As the technology improved, however, LCDs improved in all areas with sales overtaking CRTs in 2003. Even with these improvements, arguments continue that CRTs remain better suited to graphics professionals and to those who require consistent color regardless of viewing angle. Video editors, game developers or anyone who works with fast moving images in a professional capacity might also prefer a CRT, though it seems safe to assume diehard devotees have shrunk over the years. The remaining draw for the older technology is cost, appealing to those on a budget or to those who only use their computers infrequently, as a used CRT can be picked up for next to nothing. The price for new LCDs has dropped dramatically in recent years, however.

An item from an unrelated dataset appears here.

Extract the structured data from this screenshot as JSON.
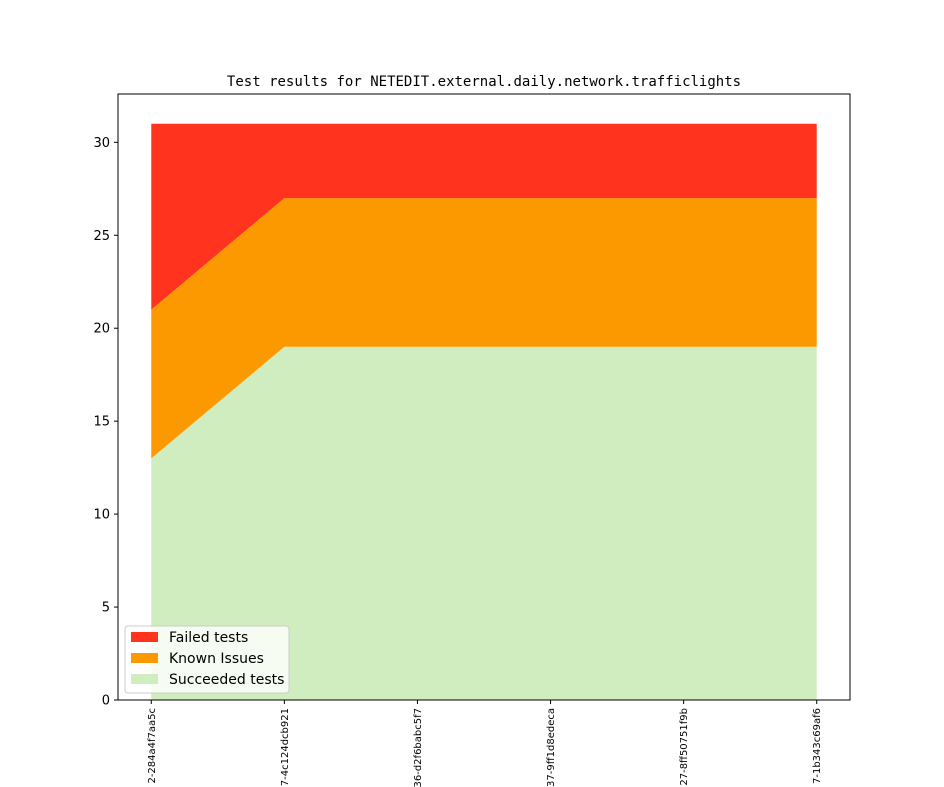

Nevertheless, the contest between the two is over for most. LCD monitors have extraordinary color and graphics with much crisper text and a screen that is easier on the eyes, reducing strain and headaches that sometimes accompanied long hours on a CRT. They are also great for long hours in text-based applications like word processors or spreadsheets, and they don't require anti-radiation screens.
Choosing a model with a wide viewing angle effectively eliminates "wash out," while faster response rates have eliminated ghosting. With reduced eyestrain, great color, and virtually no fading or ghosting, a good LCD is a great choice for the whole family. Whether gaming, putting together a family photo album, surfing, doing homework or writing out proposals for work, the LCD will take up less space while using less electricity and emitting less radiation.
Because of its many advantages, LCDs have essentially overtaken CRT technology. Aside from graphics professionals, deciding between an LCD or CRT today might apply best in nations or regions where digital displays are scarce and the application requires the least expensive option, like in rural schools or non-profit and humanitarian aid organizations in third world nations. In these cases, the dutiful CRT will serve well and may be purchased inexpensively.
People who are interested in purchasing an LCD monitor should note that standardization in specifications is lacking. A viewing angle might actually be greater than advertised, or narrower. Response rates can also vary from manufacturer to manufacturer, so a direct comparison between different models can be misleading when judging from specs alone. Shoppers may find it helpful to read reviews from people who already own the product, along with professional reviews.